Император прервал нашу дискуссию.
— Что ж, господа. Вижу, совместная работа у вас, несмотря на некоторые трения вначале, пошла. У меня ещё много дел, потому предлагаю вам продолжить работу в стенах вашего, Арсений Кондратьевич, заведования и уже после обеда. Заодно и подготовитесь к конструктивной, — он выделил это слово голосом, — беседе. Не смею больше вас задерживать.
Мы с генералом поняли намёк, встали, попрощались и отправились на выход. Я придержал дверь генералу, как старшему по званию и возрасту и пошёл следом. Но возле двери в коридор услышал сзади голос царского секретаря:
— Юрий Викентьевич, можно вас на минутку?
[1] На самом деле — намного больше. Выделяют четыре расы — винные, спиртовые, пивные и хлебопекарные. Только в винных есть три рода «полезных» (и десяток родов «вредителей»), в каждом роде — от двух до четырёх видов, а в каждом виде ещё и хренова куча штаммов, как правило, привязанных к конкретной местности. И они на самом деле разные: из одного и того же сусла спиртовые за три дня сделают брагу крепостью 17–20%, винные будут работать не меньше недели, чтобы выдать 12–15%, а хлебопекарные за две недели выработают где-то 10% спирта, после чего благополучно сдохнут.
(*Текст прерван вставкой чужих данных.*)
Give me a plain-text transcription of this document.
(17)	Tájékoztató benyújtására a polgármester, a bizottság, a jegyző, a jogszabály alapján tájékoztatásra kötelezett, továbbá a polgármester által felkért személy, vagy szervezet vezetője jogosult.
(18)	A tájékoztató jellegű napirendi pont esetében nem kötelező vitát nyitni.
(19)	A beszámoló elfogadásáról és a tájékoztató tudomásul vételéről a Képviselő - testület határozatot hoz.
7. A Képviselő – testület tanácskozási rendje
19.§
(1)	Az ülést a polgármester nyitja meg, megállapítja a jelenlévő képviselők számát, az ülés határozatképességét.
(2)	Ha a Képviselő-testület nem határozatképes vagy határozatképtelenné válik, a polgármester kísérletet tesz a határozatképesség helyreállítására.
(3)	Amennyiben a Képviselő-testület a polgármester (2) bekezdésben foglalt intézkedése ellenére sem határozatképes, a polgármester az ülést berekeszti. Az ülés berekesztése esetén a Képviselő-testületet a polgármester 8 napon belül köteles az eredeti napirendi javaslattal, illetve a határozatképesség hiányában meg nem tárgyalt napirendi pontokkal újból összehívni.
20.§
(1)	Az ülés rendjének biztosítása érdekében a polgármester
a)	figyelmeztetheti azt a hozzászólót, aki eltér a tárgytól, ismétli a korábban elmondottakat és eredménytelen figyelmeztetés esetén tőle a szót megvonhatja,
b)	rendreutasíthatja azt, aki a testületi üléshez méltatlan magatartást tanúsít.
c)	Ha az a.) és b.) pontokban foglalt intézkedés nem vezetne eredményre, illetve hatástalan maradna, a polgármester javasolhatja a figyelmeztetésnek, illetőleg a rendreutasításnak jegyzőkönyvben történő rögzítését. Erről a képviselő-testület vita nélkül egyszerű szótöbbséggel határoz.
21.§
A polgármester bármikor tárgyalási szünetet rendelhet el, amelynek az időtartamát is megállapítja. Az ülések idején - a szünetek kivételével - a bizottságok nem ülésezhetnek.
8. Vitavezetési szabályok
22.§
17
Но и другие побочные продукты отличаются в разы и даже на порядки по качественному и количественному составу.
[2] Суслик — очень бдительный зверёк. Он стоит столбиком над своей норкой и зорко следит — не летит ли орёл, не крадётся ли шакал, не ползёт ли змея. Самые бдительные и сосредоточенные погибают от удара бампером.